Most recently, I went to an asperger's parents support group. Best fit yet. I really connected to the parents and their anecdotes and view points resonated with me. At one point, the person running the meeting quoted a story written by a child with asperger's (who is now an adult and an accomplished journalist):
Well, we went to Boston, Massachusetts through the town of Warrenville, Connecticut on Route 44A. It was very pretty and there was a church that reminded me of pictures of Russia from our book that is published by Time-Life. We arrived in Boston at 9:17. At 11 we went on a big tour of Boston on Gray Line 43, made by the Superior Bus Company like School Bus Six, which goes down Hunting Lodge Road where Maria lives and then on to Separatist Road and then to South Eagleville before it comes to our school.
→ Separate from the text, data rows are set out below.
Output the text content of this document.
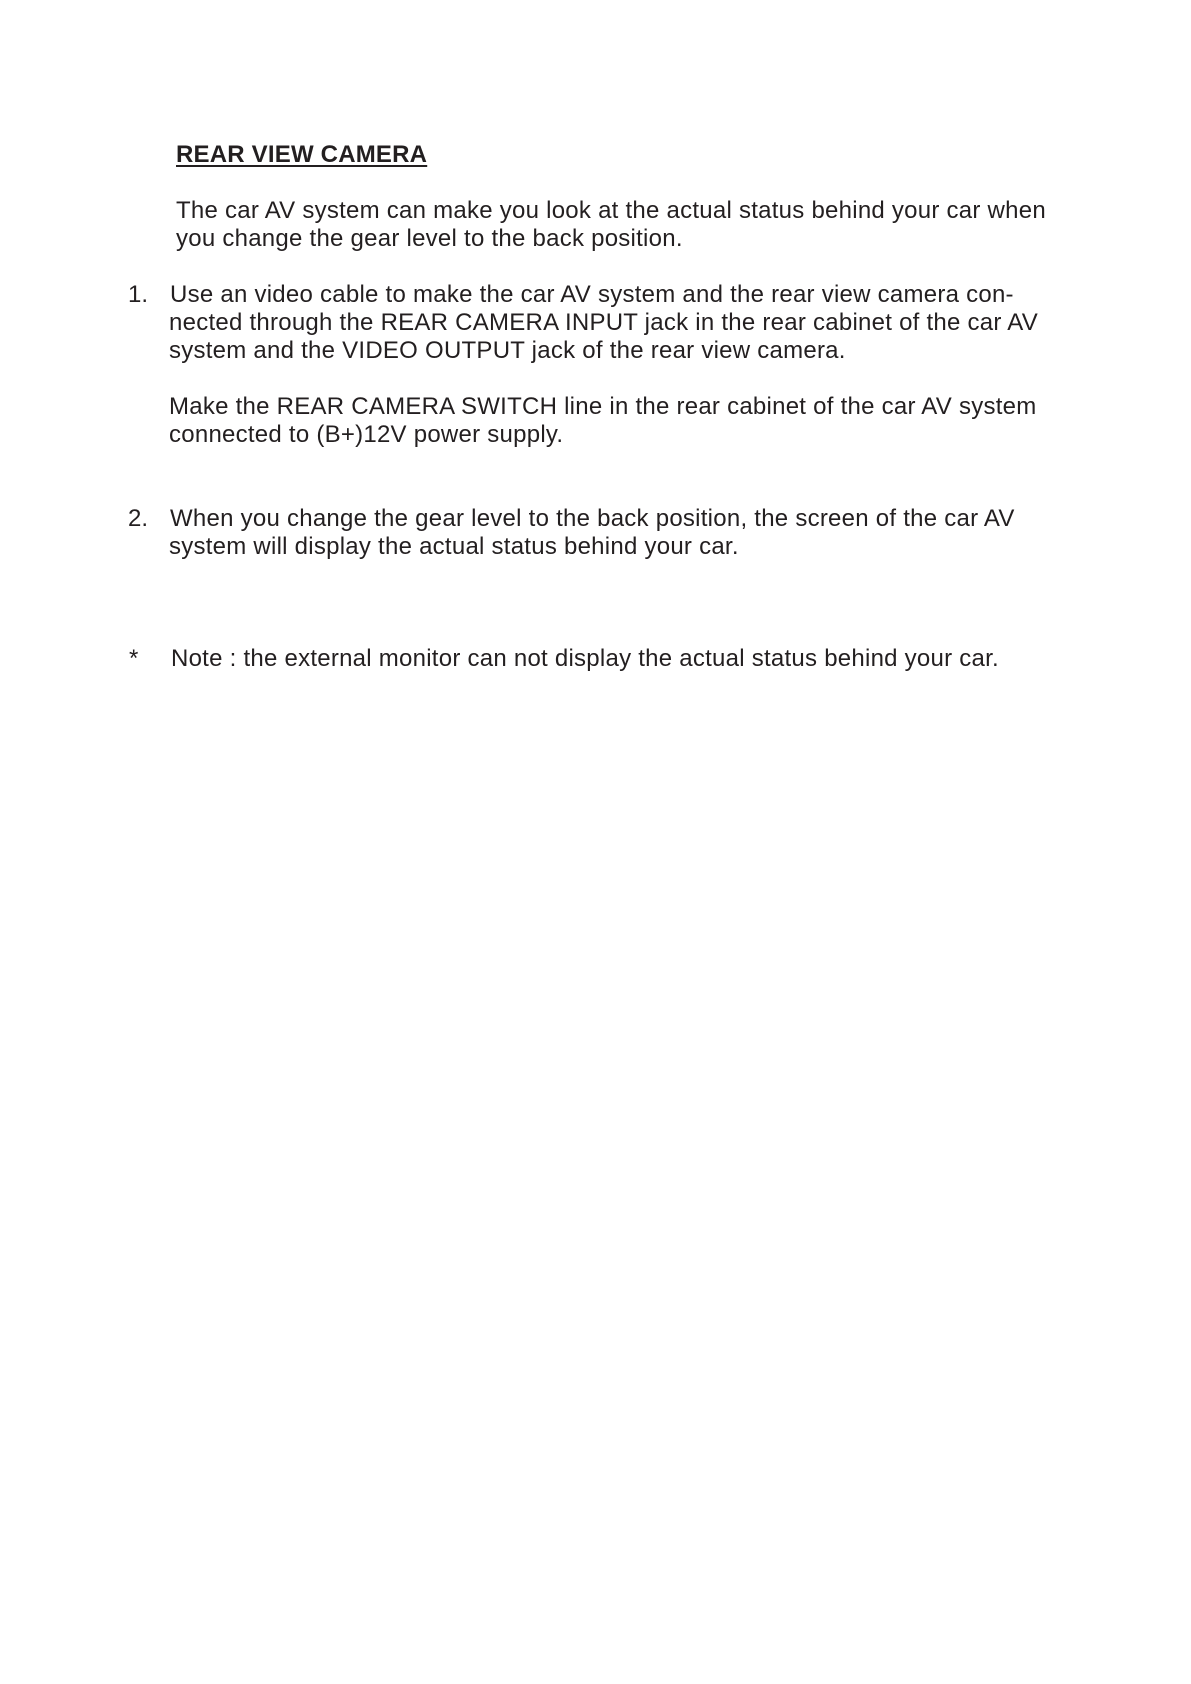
REAR VIEW CAMERA
The car AV system can make you look at the actual status behind your car when
you change the gear level to the back position.
1. Use an video cable to make the car AV system and the rear view camera con-
nected through the REAR CAMERA INPUT jack in the rear cabinet of the car AV
system and the VIDEO OUTPUT jack of the rear view camera.
Make the REAR CAMERA SWITCH line in the rear cabinet of the car AV system
connected to (B+)12V power supply.
2. When you change the gear level to the back position, the screen of the car AV
system will display the actual status behind your car.
* Note : the external monitor can not display the actual status behind your car.
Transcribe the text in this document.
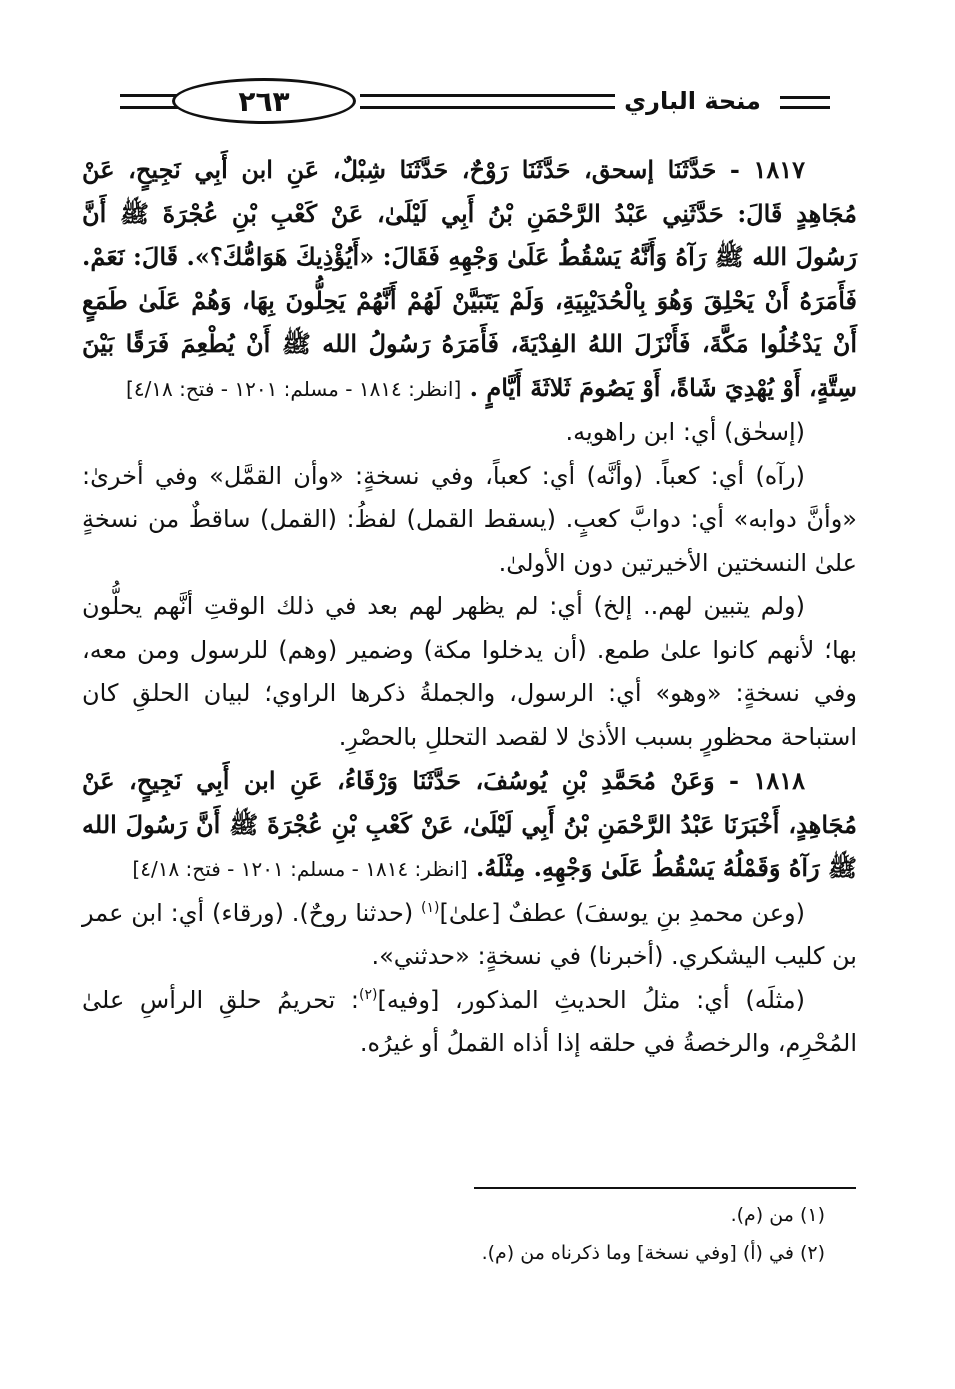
٢٦٣	منحة الباري

١٨١٧ - حَدَّثَنَا إسحق، حَدَّثَنَا رَوْحٌ، حَدَّثَنَا شِبْلٌ، عَنِ ابن أَبِي نَجِيحٍ، عَنْ مُجَاهِدٍ قَالَ: حَدَّثَنِي عَبْدُ الرَّحْمَنِ بْنُ أَبِي لَيْلَىٰ، عَنْ كَعْبِ بْنِ عُجْرَةَ ﷺ أَنَّ رَسُولَ الله ﷺ رَآهُ وَأَنَّهُ يَسْقُطُ عَلَىٰ وَجْهِهِ فَقَالَ: «أَيُؤْذِيكَ هَوَامُّكَ؟». قَالَ: نَعَمْ. فَأَمَرَهُ أَنْ يَحْلِقَ وَهُوَ بِالْحُدَيْبِيَةِ، وَلَمْ يَتَبَيَّنْ لَهُمْ أَنَّهُمْ يَحِلُّونَ بِهَا، وَهُمْ عَلَىٰ طَمَعٍ أَنْ يَدْخُلُوا مَكَّةَ، فَأَنْزَلَ اللهُ الفِدْيَةَ، فَأَمَرَهُ رَسُولُ الله ﷺ أَنْ يُطْعِمَ فَرَقًا بَيْنَ سِتَّةٍ، أَوْ يُهْدِيَ شَاةً، أَوْ يَصُومَ ثَلاثَةَ أَيَّامٍ . [انظر: ١٨١٤ - مسلم: ١٢٠١ - فتح: ٤/١٨]

(إسحٰق) أي: ابن راهويه.

(رآه) أي: كعباً. (وأنَّه) أي: كعباً، وفي نسخةٍ: «وأن القمَّل» وفي أخرىٰ: «وأنَّ دوابه» أي: دوابَّ كعبٍ. (يسقط القمل) لفظُ: (القمل) ساقطٌ من نسخةٍ علىٰ النسختين الأخيرتين دون الأولىٰ.

(ولم يتبين لهم.. إلخ) أي: لم يظهر لهم بعد في ذلك الوقتِ أنَّهم يحلُّون بها؛ لأنهم كانوا علىٰ طمع. (أن يدخلوا مكة) وضمير (وهم) للرسول ومن معه، وفي نسخةٍ: «وهو» أي: الرسول، والجملةُ ذكرها الراوي؛ لبيان الحلقِ كان استباحة محظورٍ بسبب الأذىٰ لا لقصد التحللِ بالحصْرِ.

١٨١٨ - وَعَنْ مُحَمَّدِ بْنِ يُوسُفَ، حَدَّثَنَا وَرْقَاءُ، عَنِ ابن أَبِي نَجِيحٍ، عَنْ مُجَاهِدٍ، أَخْبَرَنَا عَبْدُ الرَّحْمَنِ بْنُ أَبِي لَيْلَىٰ، عَنْ كَعْبِ بْنِ عُجْرَةَ ﷺ أَنَّ رَسُولَ الله ﷺ رَآهُ وَقَمْلُهُ يَسْقُطُ عَلَىٰ وَجْهِهِ. مِثْلَهُ. [انظر: ١٨١٤ - مسلم: ١٢٠١ - فتح: ٤/١٨]

(وعن محمدِ بنِ يوسفَ) عطفٌ [علىٰ]$^{(١)}$ (حدثنا روحٌ). (ورقاء) أي: ابن عمر بن كليب اليشكري. (أخبرنا) في نسخةٍ: «حدثني».

(مثلَه) أي: مثلُ الحديثِ المذكور، [وفيه]$^{(٢)}$: تحريمُ حلقِ الرأسِ علىٰ المُحْرِم، والرخصةُ في حلقه إذا أذاه القملُ أو غيرُه.

(١) من (م).

(٢) في (أ) [وفي نسخة] وما ذكرناه من (م).
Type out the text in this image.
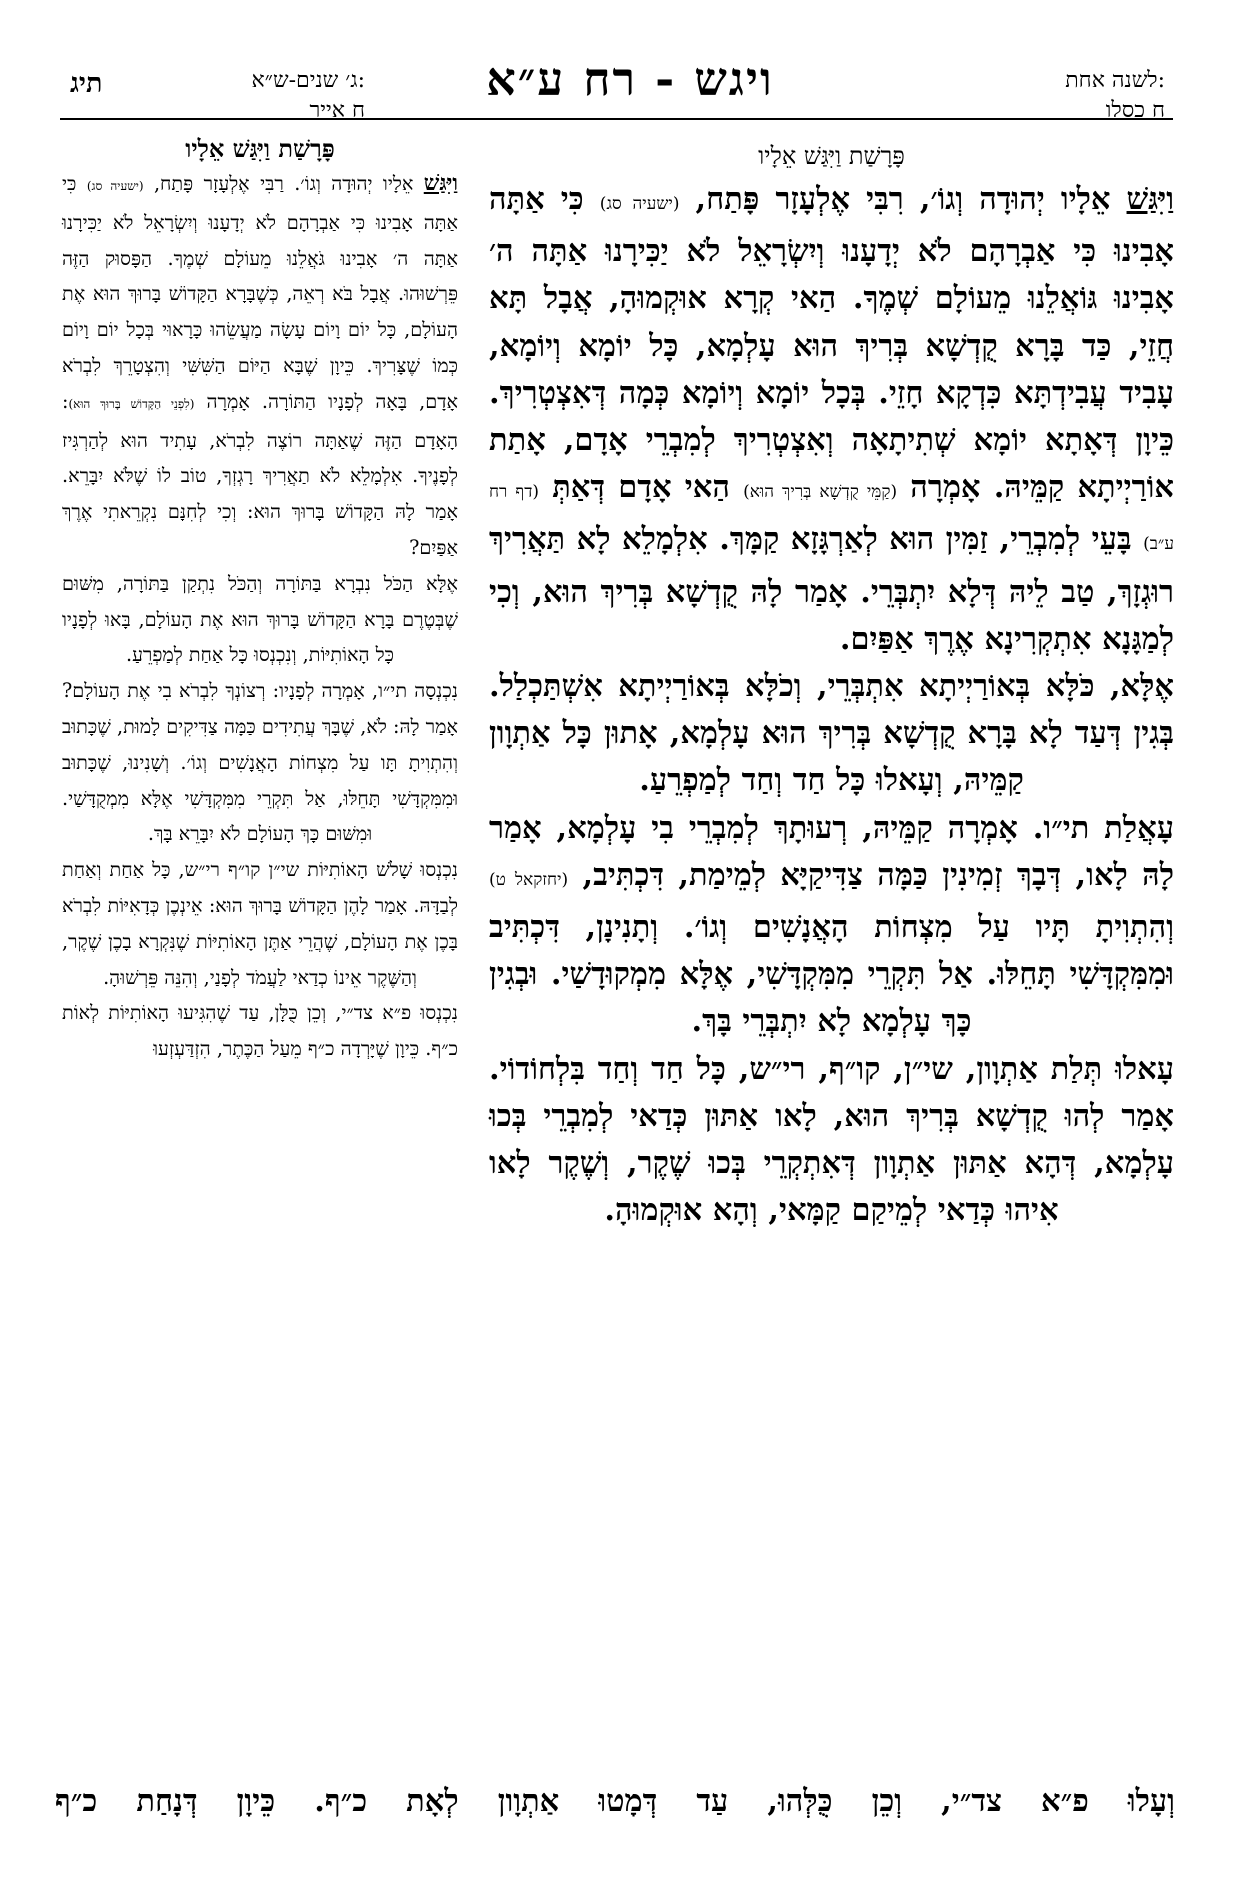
תיג	ג׳ שנים-ש״א:
ח אייר
ויגש - רח ע״א	לשנה אחת:
ח כסלו
פָּרָשַׁת וַיִּגַּשׁ אֵלָיו

וַיִּגַּשׁ אֵלָיו יְהוּדָה וְגוֹ׳, רִבִּי אֶלְעָזָר פָּתַח, (ישעיה סג) כִּי אַתָּה אָבִינוּ כִּי אַבְרָהָם לֹא יְדָעָנוּ וְיִשְׂרָאֵל לֹא יַכִּירָנוּ אַתָּה ה׳ אָבִינוּ גּוֹאֲלֵנוּ מֵעוֹלָם שְׁמֶךָ. הַאי קְרָא אוּקְמוּהָ, אֲבָל תָּא חֲזֵי, כַּד בָּרָא קֻדְשָׁא בְּרִיךְ הוּא עָלְמָא, כָּל יוֹמָא וְיוֹמָא, עָבִיד עֲבִידְתָּא כִּדְקָא חָזֵי. בְּכָל יוֹמָא וְיוֹמָא כְּמָה דְּאִצְטְרִיךְ. כֵּיוָן דְּאָתָא יוֹמָא שְׁתִיתָאָה וְאִצְטְרִיךְ לְמִבְרֵי אָדָם, אָתַת אוֹרַיְיתָא קַמֵּיהּ. אָמְרָה (קַמֵּי קֻדְשָׁא בְּרִיךְ הוּא) הַאי אָדָם דְּאַתְּ (דף רח ע״ב) בָּעֵי לְמִבְרֵי, זַמִּין הוּא לְאַרְגָּזָא קַמָּךְ. אִלְמָלֵא לָא תַּאֲרִיךְ רוּגְזָךְ, טַב לֵיהּ דְּלָא יִתְבְּרֵי. אָמַר לָהּ קֻדְשָׁא בְּרִיךְ הוּא, וְכִי לְמַגָּנָא אִתְקְרִינָא אֶרֶךְ אַפַּיִם.

אֶלָּא, כֹּלָּא בְּאוֹרַיְיתָא אִתְבְּרֵי, וְכֹלָּא בְּאוֹרַיְיתָא אִשְׁתַּכְלַל. בְּגִין דְּעַד לָא בָּרָא קֻדְשָׁא בְּרִיךְ הוּא עָלְמָא, אָתוּן כָּל אַתְוָון קַמֵּיהּ, וְעָאלוּ כָּל חַד וְחַד לְמַפְרֵעַ.

עָאֲלַת תי״ו. אָמְרָה קַמֵּיהּ, רְעוּתָךְ לְמִבְרֵי בִי עָלְמָא, אָמַר לָהּ לָאו, דְּבָךְ זְמִינִין כַּמָּה צַדִּיקַיָּא לְמֵימַת, דִּכְתִּיב, (יחזקאל ט) וְהִתְוִיתָ תָּיו עַל מִצְחוֹת הָאֲנָשִׁים וְגוֹ׳. וְתָנִינָן, דִּכְתִּיב וּמִמִּקְדָּשִׁי תָּחֵלּוּ. אַל תִּקְרֵי מִמִּקְדָּשִׁי, אֶלָּא מִמְקוּדָשַׁי. וּבְגִין כָּךְ עָלְמָא לָא יִתְבְּרֵי בָּךְ.

עָאלוּ תְּלַת אַתְוָון, שי״ן, קו״ף, רי״ש, כָּל חַד וְחַד בִּלְחוֹדוֹי. אָמַר לְהוּ קֻדְשָׁא בְּרִיךְ הוּא, לָאו אַתּוּן כְּדַאי לְמִבְרֵי בְּכוּ עָלְמָא, דְּהָא אַתּוּן אַתְוָון דְּאִתְקְרֵי בְּכוּ שֶׁקֶר, וְשֶׁקֶר לָאו אִיהוּ כְּדַאי לְמֵיקַם קַמָּאי, וְהָא אוּקְמוּהָ.

פָּרָשַׁת וַיִּגַּשׁ אֵלָיו

וַיִּגַּשׁ אֵלָיו יְהוּדָה וְגוֹ׳. רַבִּי אֶלְעָזָר פָּתַח, (ישעיה סג) כִּי אַתָּה אָבִינוּ כִּי אַבְרָהָם לֹא יְדָעָנוּ וְיִשְׂרָאֵל לֹא יַכִּירָנוּ אַתָּה ה׳ אָבִינוּ גֹּאֲלֵנוּ מֵעוֹלָם שְׁמֶךָ. הַפָּסוּק הַזֶּה פֵּרְשׁוּהוּ. אֲבָל בֹּא רְאֵה, כְּשֶׁבָּרָא הַקָּדוֹשׁ בָּרוּךְ הוּא אֶת הָעוֹלָם, כָּל יוֹם וָיוֹם עָשָׂה מַעֲשֵׂהוּ כָּרָאוּי בְּכָל יוֹם וָיוֹם כְּמוֹ שֶׁצָּרִיךְ. כֵּיוָן שֶׁבָּא הַיּוֹם הַשִּׁשִּׁי וְהִצְטָרֵךְ לִבְרֹא אָדָם, בָּאָה לְפָנָיו הַתּוֹרָה. אָמְרָה (לִפְנֵי הַקָּדוֹשׁ בָּרוּךְ הוּא): הָאָדָם הַזֶּה שֶׁאַתָּה רוֹצֶה לִבְרֹא, עָתִיד הוּא לְהַרְגִּיז לְפָנֶיךָ. אִלְמָלֵא לֹא תַאֲרִיךְ רָגְזְךָ, טוֹב לוֹ שֶׁלֹּא יִבָּרֵא. אָמַר לָהּ הַקָּדוֹשׁ בָּרוּךְ הוּא: וְכִי לְחִנָּם נִקְרֵאתִי אֶרֶךְ אַפַּיִם?

אֶלָּא הַכֹּל נִבְרָא בַּתּוֹרָה וְהַכֹּל נִתְקַן בַּתּוֹרָה, מִשּׁוּם שֶׁבְּטֶרֶם בָּרָא הַקָּדוֹשׁ בָּרוּךְ הוּא אֶת הָעוֹלָם, בָּאוּ לְפָנָיו כָּל הָאוֹתִיּוֹת, וְנִכְנְסוּ כָּל אַחַת לְמַפְרֵעַ.

נִכְנְסָה תי״ו, אָמְרָה לְפָנָיו: רְצוֹנְךָ לִבְרֹא בִי אֶת הָעוֹלָם? אָמַר לָהּ: לֹא, שֶׁבָּךְ עֲתִידִים כַּמָּה צַדִּיקִים לָמוּת, שֶׁכָּתוּב וְהִתְוִיתָ תָּו עַל מִצְחוֹת הָאֲנָשִׁים וְגוֹ׳. וְשָׁנִינוּ, שֶׁכָּתוּב וּמִמִּקְדָּשִׁי תָּחֵלּוּ, אַל תִּקְרֵי מִמִּקְדָּשִׁי אֶלָּא מִמְקֻדָּשַׁי. וּמִשּׁוּם כָּךְ הָעוֹלָם לֹא יִבָּרֵא בָּךְ.

נִכְנְסוּ שָׁלֹשׁ הָאוֹתִיּוֹת שי״ן קו״ף רי״ש, כָּל אַחַת וְאַחַת לְבַדָּהּ. אָמַר לָהֶן הַקָּדוֹשׁ בָּרוּךְ הוּא: אֵינְכֶן כְּדָאִיּוֹת לִבְרֹא בָּכֶן אֶת הָעוֹלָם, שֶׁהֲרֵי אַתֶּן הָאוֹתִיּוֹת שֶׁנִּקְרָא בָכֶן שֶׁקֶר, וְהַשֶּׁקֶר אֵינוֹ כְדַאי לַעֲמֹד לְפָנַי, וְהִנֵּה פֵּרְשׁוּהָ.

נִכְנְסוּ פ״א צד״י, וְכֵן כֻּלָּן, עַד שֶׁהִגִּיעוּ הָאוֹתִיּוֹת לְאוֹת כ״ף. כֵּיוָן שֶׁיָּרְדָה כ״ף מֵעַל הַכֶּתֶר, הִזְדַּעְזְעוּ

וְעָלוּ פ״א צד״י, וְכֵן כֻּלְּהוּ, עַד דְּמָטוּ אַתְוָון לְאָת כ״ף. כֵּיוָן דְּנָחַת כ״ף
We saw lots of good things like the Boston Massacre site. The tour ended at 1:05. Before I knew it we were going home. We went through Warrenville again but it was too dark to see much. A few days later it was Easter. We got a cuckoo clock.
Wow. This is exactly how Brad talks. It's all about the time and idiosyncratic details.

But then...

She asks the entire group "who here has a child with anxiety issues." She nods knowingly when everyone raises their hand. "Yes," she says, "children with asperger's have anxiety." Well everyone's hand was raised but mine. Brad has no anxiety. None. And bam! I feel like Edward Norton. You don't really belong here.

So you see, the more things change, the more they stay the same.

Sunday, August 28, 2011

Back To School

Just a quick update, and apologies for slacking. I’ve taken a break from label gazing and am focusing on…living life. Which is a good thing!

At age 5 and a half, Brad is doing well.

On the speech front, he was recently evaluated and is testing in the average range for vocabulary, language organization, syntax, direction following, paragraph comprehension and question comprehension. All good! His deficits are in the domain of “narrative formulation skills.” Even there, he is okay when questions are structured, but when questions are open, he struggles. Also, not surprisingly, his speech is characterized as idiosyncratic. As for pragmatics, he excels at “topic initiation” but fails at “topic maintenance”. Love the SLP jargon. Big picture though, he is communicating, and it’s mostly in the average range. I’m so proud of his progress.

Now onto the fun stuff: he’s off to kindie in a few weeks. Can you believe it? He’ll be in the public school in a regular classroom, with an aide. Not a private aide – that I’m aware of anyway. He’ll get pull outs for speech and some sort of social group. I haven’t had the first meeting yet with the school, so I’m not really sure of the details at this point. I’m afraid for him, socially, but that’s my problem, not his. His special ed team says he’s ready.

As Bradley’s speech has improved, his personality has continued to emerge. He really is a joy to parent. Of course I’m biased but he really is very sweet, smiley and well behaved. He continues to be quirky, but that’s what makes him who he is. We appreciate his unique perspective.

Academically, he’s reading up a storm. I marvel at this ability, especially because he’s so far ahead of where his brother was at this age. However, his reading ability is way ahead of his comprehension – which is either good news or bad news, depending on how you look at it.

Anyway, sorry again for the slackage and best wishes to all.